Photos Montagne Jacky Lavauzelle (4)
L’EQUILIBRE ECOLOGIQUE

 

dans LA MONTAGNE DE L’ÂME de Gao Xingjian 

Dans les nouvelles et les romans de Gao Xingjian, la dégradation est là, présente. Le vivant se dégrade. Les forêts, les cours d’eau, les villes, les ports. Le temps travaille à coeur ouvert. La blessure ne se fige pas dans le temps. Elle s’ouvre un peu plus, à chaque instant. Pas de cris, juste le tumulte.

 La destruction s’amplifie. Nous entendons déjà le bruit des pelleteuses et des toupies à béton. La nature s’en va. Un peu plus chaque jour. La ville est là qui s’installe et prend ses aises. Le changement s’accélère pour faire de chaque rue une avenue toujours plus grande, démesurée et terrifiante.

TU NE PEUX PLUS TE FIER QU’A TA MEMOIRE

L’homme se perd dans ce monde. Un monde sans repères. Continuellement en évolution. Il ne peut se fier qu’à sa mémoire, qu’à des émotions restantes, des sensations fugitives. « Le pont a été démoli et reconstruit en béton armé, j’ai compris, j’ai tout compris, je ne retrouverai rien de ce qui était là à l’origine. Il est clair que cela n’a aucun sens de demander le nom et le numéro de l’ancienne rue. Tu ne peux plus te fier qu’à ta mémoire. » (Une canne à pêche pour mon grand-père).

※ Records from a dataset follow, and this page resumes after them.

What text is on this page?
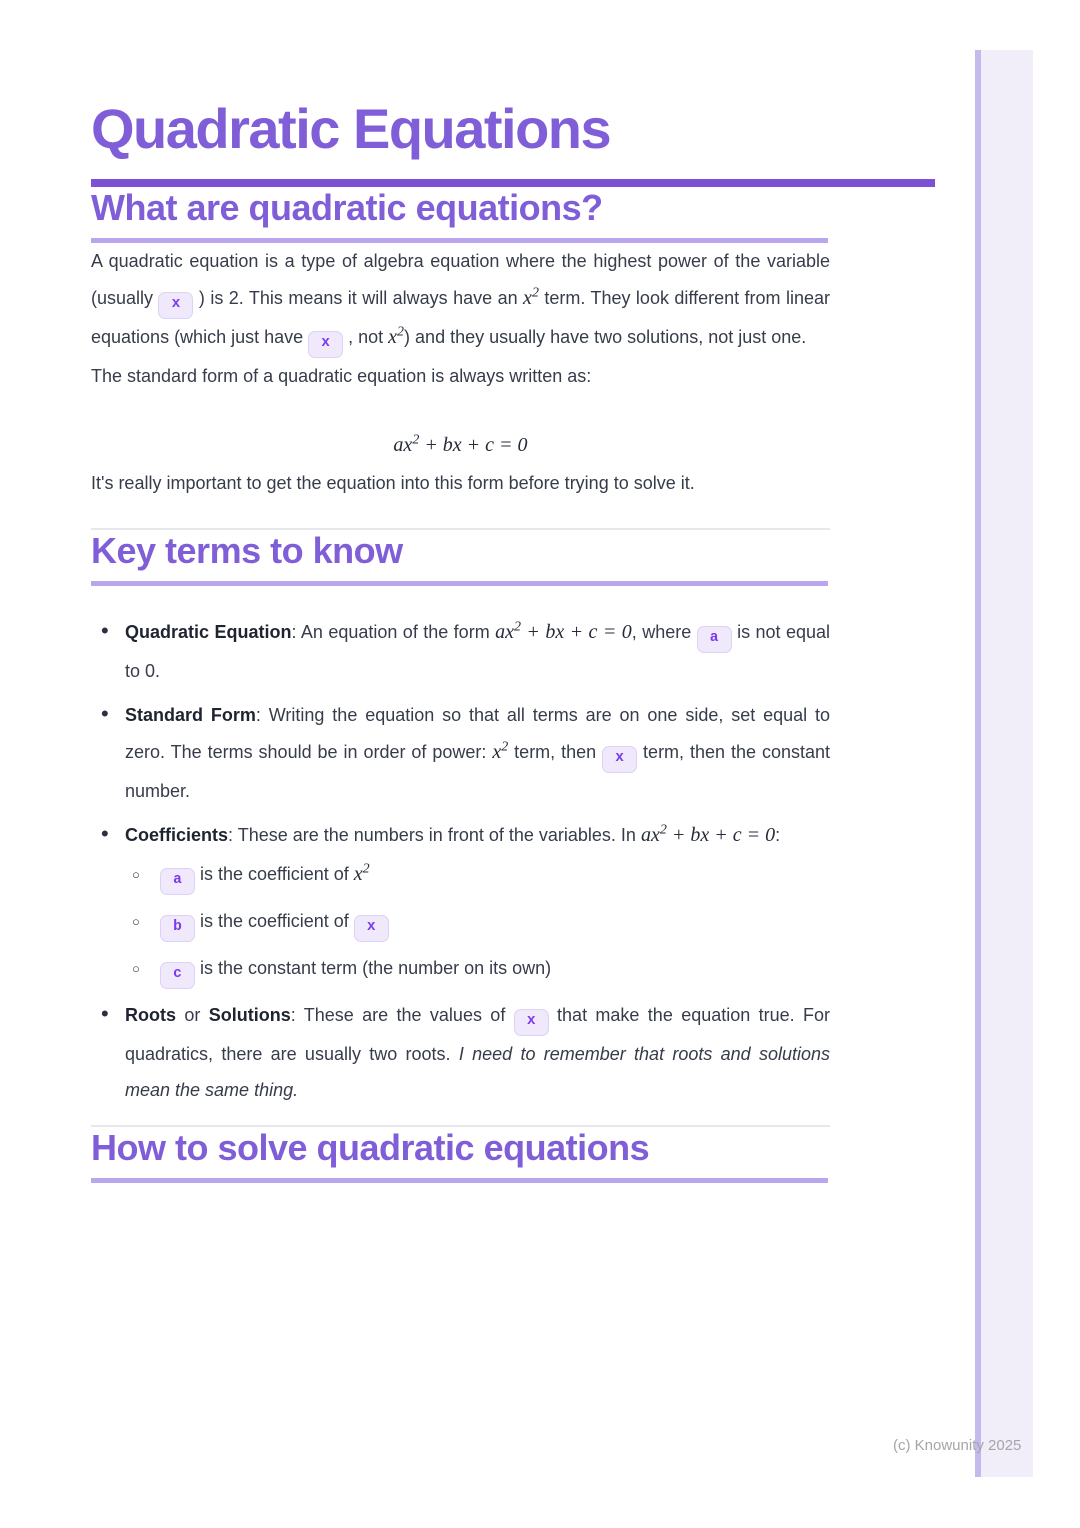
Quadratic Equations
What are quadratic equations?

A quadratic equation is a type of algebra equation where the highest power of the variable (usually x ) is 2. This means it will always have an $x^2$ term. They look different from linear equations (which just have x , not $x^2$) and they usually have two solutions, not just one.

The standard form of a quadratic equation is always written as:

$ax^2$ + bx + c = 0

It's really important to get the equation into this form before trying to solve it.

Key terms to know
• Quadratic Equation: An equation of the form $ax^2$ + bx + c = 0, where a is not equal to 0.
• Standard Form: Writing the equation so that all terms are on one side, set equal to zero. The terms should be in order of power: $x^2$ term, then x term, then the constant number.
• Coefficients: These are the numbers in front of the variables. In $ax^2$ + bx + c = 0:
○ a is the coefficient of $x^2$
○ b is the coefficient of x
○ c is the constant term (the number on its own)
• Roots or Solutions: These are the values of x that make the equation true. For quadratics, there are usually two roots. I need to remember that roots and solutions mean the same thing.
How to solve quadratic equations
(c) Knowunity 2025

Photos Montagne Jacky Lavauzelle (5)

TU N’AS PLUS RIEN TROUVE !

L’origine, le point d’origine n’existe plus ou tend à disparaître. Souvent les personnages se retrouvent perdus dans la ville même de leur enfance. « Tu es revenu dans les lieux anciens, mais tu n’as plus rien trouvé. La place couverte de gravats, le petit bâtiment la grande et lourde porte noire avec un anneau de fer, la petite rue tranquille passant devant, tout avait disparu, et même la cour avec son mur écran. A leur place, peut-être, a été ouverte une route goudronnée où circulent des camions aux klaxons stridents, chargés de marchandises, faisant voler la poussière et les papiers de bâtonnets de glace, des cars long-courrier aux vitres déglinguées…Le sol jonché de graines de pastèque et d’écorces de canne à sucre crachées depuis les fenêtres. »  (La Montagne de l’Âme, chapitre 54)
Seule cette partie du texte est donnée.